Me dije que no estaba bien espiar a la gente, y menos en una situación tan personal. ¿Qué me importaba a mí la vida de una extraña? Aunque… al ver las fotos que iba pasando a cada desplazamiento del pulgar me guardé mis escrúpulos. Al principio pensé que eran de su bebé, obviamente, porque en todas había un único tema: un bebé de días, en blanco y negro. Y después me di cuenta de que en las fotos —no eran fotos, comprobé aguzando la vista, sino típicos daguerrotipos del siglo XIX— aparecían personas de toda edad. También me di cuenta de otra cosa, que me puso piel de gallina: los daguerrotipos representaban escenas mortuorias, de la época en que los destrozados deudos trataban de inmortalizar en actitudes cotidianas a sus queridos familiares.

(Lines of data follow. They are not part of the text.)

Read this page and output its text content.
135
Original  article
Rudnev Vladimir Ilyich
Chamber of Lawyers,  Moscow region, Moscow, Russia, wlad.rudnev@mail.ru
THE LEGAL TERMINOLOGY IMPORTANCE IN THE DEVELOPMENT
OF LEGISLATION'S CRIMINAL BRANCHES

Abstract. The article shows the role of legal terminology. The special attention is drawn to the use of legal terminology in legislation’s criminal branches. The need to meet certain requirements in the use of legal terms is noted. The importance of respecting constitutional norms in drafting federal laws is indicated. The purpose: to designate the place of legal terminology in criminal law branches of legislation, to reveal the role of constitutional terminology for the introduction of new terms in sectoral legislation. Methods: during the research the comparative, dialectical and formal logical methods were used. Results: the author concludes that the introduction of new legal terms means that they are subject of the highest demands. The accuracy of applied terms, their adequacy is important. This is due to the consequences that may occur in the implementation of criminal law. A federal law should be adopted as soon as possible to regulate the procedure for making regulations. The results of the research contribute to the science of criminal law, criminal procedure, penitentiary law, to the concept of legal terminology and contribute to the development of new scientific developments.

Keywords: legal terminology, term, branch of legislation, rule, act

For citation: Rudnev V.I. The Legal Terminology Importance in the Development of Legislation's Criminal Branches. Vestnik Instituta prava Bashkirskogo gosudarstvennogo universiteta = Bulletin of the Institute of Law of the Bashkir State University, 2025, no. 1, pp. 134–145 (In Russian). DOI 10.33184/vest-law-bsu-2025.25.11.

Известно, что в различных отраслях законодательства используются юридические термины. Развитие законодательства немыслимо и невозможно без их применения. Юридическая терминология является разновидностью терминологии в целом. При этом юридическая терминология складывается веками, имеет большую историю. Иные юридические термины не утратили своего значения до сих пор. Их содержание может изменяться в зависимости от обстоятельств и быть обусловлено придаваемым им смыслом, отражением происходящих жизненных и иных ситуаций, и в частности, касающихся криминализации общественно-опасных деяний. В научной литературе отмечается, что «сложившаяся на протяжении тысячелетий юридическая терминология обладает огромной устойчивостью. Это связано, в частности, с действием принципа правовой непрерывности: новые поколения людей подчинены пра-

Yo ya había visto en Google imágenes semejantes, y estas me parecieron mucho más tenebrosas al contrastar con el verdor del paisaje serrano, hecho de pura luz.
Con la cortina de la ventanilla protegiéndome del sol, al rato me quedé dormido.
Me despertó una voz de hombre: el chofer anunciaba una parada de cinco minutos. Al abrir del todo los ojos, reconocí la terminal de Río IV.
Vi que la joven madre se bajaba del micro. Me acerqué a la ventanilla y descorrí discretamente la cortina.
La chica ya dejaba la estación. Nadie había ido a recibirla. El bebé, en sus brazos y de cara a mí, seguía absolutamente quieto.